The ACC Coastal has been to the Atlantic as the SEC East is to the West — a pint-sized little brother. That mightn’t be true much longer.

Three Coastal teams just changed coaches. One changed after the 2014 season. That’s a 57 percent turnover in a seven-team division, and a case can be made that each school improved itself. Mark Richt, now of Miami, is better than Al Golden. Pat Narduzzi, the longtime Michigan State defensive coordinator who lifted Pitt from 6-7 to 8-4, is an upgrade over Paul Chryst. Justin Fuente, imported from Memphis, should do better at Virginia Tech than Frank Beamer had done lately. Virginia’s replacement of Mike London with Bronco Mendenhall of BYU could be the year’s slickest hire.

If you’re Georgia Tech, there’s reason for concern. The Yellow Jackets have played for the ACC title three times under Paul Johnson. It might be a while before they do it again. Tech just finished 0-6 against Coastal opponents, and it was a bad 0-6: The Jackets lost to Miami, which had an interim coach; to Virginia Tech, which had a lame-duck coach, and to Virginia, which everyone knew would soon fire its coach.

Yes, Georgia Tech going 3-9 seems an anomaly — not since 1994, the final season under the overmatched Bill Lewis, had a Tech team been so bad. But for everyone who believes Tech’s down season was a function of youth and/or injury and/or a rough schedule and/or bad luck … well, there’s no guarantee a bounce-back is at hand.

It’s not as if the Jackets under Johnson had ever run the Coastal table. They’ve beaten Virginia Tech once since 2009 and Miami once since 2008. They’ve lost two in a row to both Duke and North Carolina. They’ve lost three of eight to Virginia. The reason the Jackets kept finishing above .500 in league play — they were 5-3 or better in seven of Johnson’s first eight season and 4-4 in the other — was because the rest of the division couldn’t get or keep going.
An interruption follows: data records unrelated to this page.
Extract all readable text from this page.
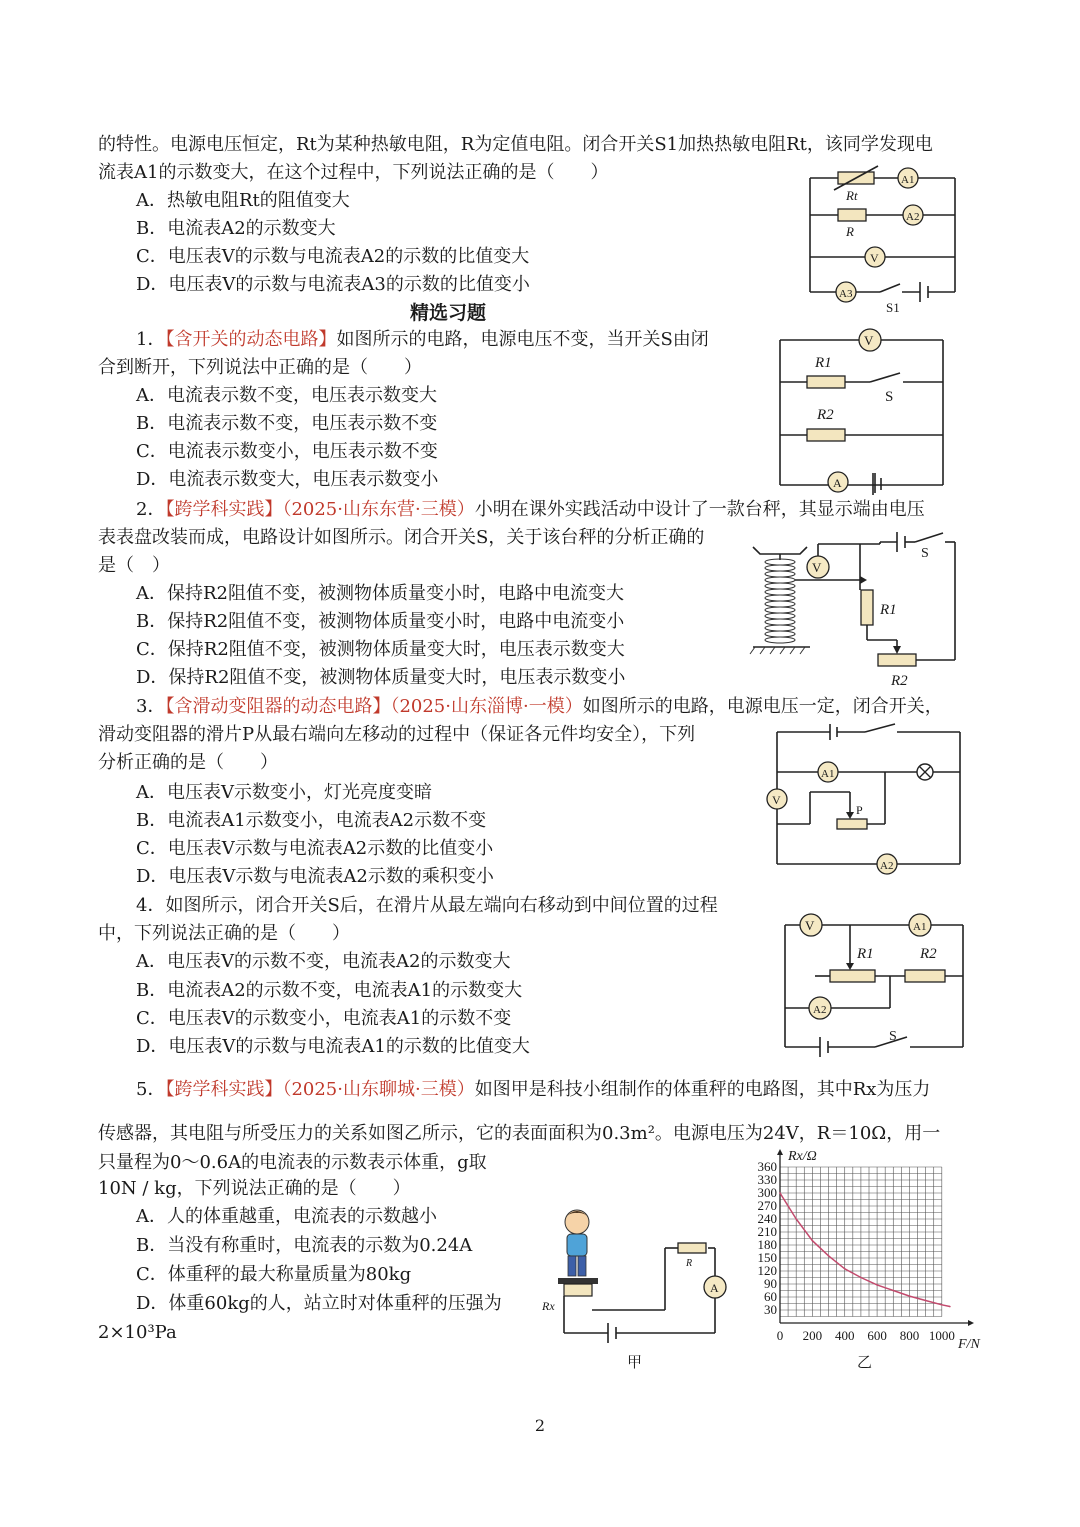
的特性。电源电压恒定，Rt为某种热敏电阻，R为定值电阻。闭合开关S1加热热敏电阻Rt，该同学发现电
流表A1的示数变大，在这个过程中，下列说法正确的是（　　）
A．热敏电阻Rt的阻值变大
B．电流表A2的示数变大
C．电压表V的示数与电流表A2的示数的比值变大
D．电压表V的示数与电流表A3的示数的比值变小
Rt
A1
R
A2
V
A3
S1
精选习题
1．【含开关的动态电路】如图所示的电路，电源电压不变，当开关S由闭
合到断开，下列说法中正确的是（　　）
A．电流表示数不变，电压表示数变大
B．电流表示数不变，电压表示数不变
C．电流表示数变小，电压表示数不变
D．电流表示数变大，电压表示数变小
V
R1
S
R2
A
2．【跨学科实践】（2025·山东东营·三模）小明在课外实践活动中设计了一款台秤，其显示端由电压
表表盘改装而成，电路设计如图所示。闭合开关S，关于该台秤的分析正确的
是（　）
A．保持R2阻值不变，被测物体质量变小时，电路中电流变大
B．保持R2阻值不变，被测物体质量变小时，电路中电流变小
C．保持R2阻值不变，被测物体质量变大时，电压表示数变大
D．保持R2阻值不变，被测物体质量变大时，电压表示数变小
V
S
R1
R2
3．【含滑动变阻器的动态电路】（2025·山东淄博·一模）如图所示的电路，电源电压一定，闭合开关，
滑动变阻器的滑片P从最右端向左移动的过程中（保证各元件均安全），下列
分析正确的是（　　）
A．电压表V示数变小，灯光亮度变暗
B．电流表A1示数变小，电流表A2示数不变
C．电压表V示数与电流表A2示数的比值变小
D．电压表V示数与电流表A2示数的乘积变小
A1
V
P
A2
4．如图所示，闭合开关S后，在滑片从最左端向右移动到中间位置的过程
中，下列说法正确的是（　　）
A．电压表V的示数不变，电流表A2的示数变大
B．电流表A2的示数不变，电流表A1的示数变大
C．电压表V的示数变小，电流表A1的示数不变
D．电压表V的示数与电流表A1的示数的比值变大
V	A1
R1	R2
A2
S
5．【跨学科实践】（2025·山东聊城·三模）如图甲是科技小组制作的体重秤的电路图，其中Rx为压力
传感器，其电阻与所受压力的关系如图乙所示，它的表面面积为0.3m²。电源电压为24V，R＝10Ω，用一
只量程为0～0.6A的电流表的示数表示体重，g取
10N / kg，下列说法正确的是（　　）
A．人的体重越重，电流表的示数越小
B．当没有称重时，电流表的示数为0.24A
C．体重秤的最大称量质量为80kg
D．体重60kg的人，站立时对体重秤的压强为
2×10³Pa
Rx
A
R
甲
30
60
90
120
150
180
210
240
270
300
330
360
0 200 400 600 800 1000
Rx/Ω
F/N
乙
2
Georgia Tech and Virginia Tech were the only Coastal entrants not to have a losing season from 2012 through 2014, and the Hokies twice went 7-6. Until the 11-3 of 2014, the Jackets were themselves treading water — 6-7 in 2010, 8-5 in 2011, 7-7 in 2012, 7-6 in 2013 — but they played enough bad teams to stay afloat. There might be fewer bad Coastal teams from here on. The only division members to finish under .500 this year were Georgia Tech and Virginia, and one of those hired a guy named Bronco. (That’s not a nickname, either. He’s Mark Bronco Clay Mendenhall.)

The week of the Georgia game, Johnson offered this appraisal: “The biggest difference (from 2014) is we’re not as good on offense, and we haven’t gotten the turnovers (on defense). We’re probably better statistically on defense, although not enough to make a difference. Last year the offense was good enough to carry the whole team. ‘You want a shootout? Let’s go. We’ll play a shootout with you, and you’ll miss your turn before we will.’ This year we can’t. We’re not that good.”

Tech’s defense has rarely been very good. But, as Johnson suggested, his team could win the ACC in 2009 with a defense ranked 54th nationally and go 11-3 in 2014 with one ranked 79th because it could win games 49-44 (at Florida State in 2009) and 49-34 (versus Mississippi State in the Orange Bowl). Only once over their final 10 games this season — nine of them losses — did these Jackets score more than 28 points.

That figures to change. B-back C.J. Leggett, lost in the spring to a torn ACL, should be back. J.J. Green, the Georgia transfer, will be eligible at A-back. Justin Thomas returns at quarterback, and he remains a talent. But when you fall from 19th nationally in total offense to 81st, you can get a lot better without being good. If Tech’s offense isn’t very good, it has no chance.

For the first seven of Johnson’s seasons, the Jackets could count on their offense and the pliant Coastal to prop them up. The offense, however, no longer appears irresistible, and the division stands to get tougher. A rebound might be much more difficult than Tech folks think.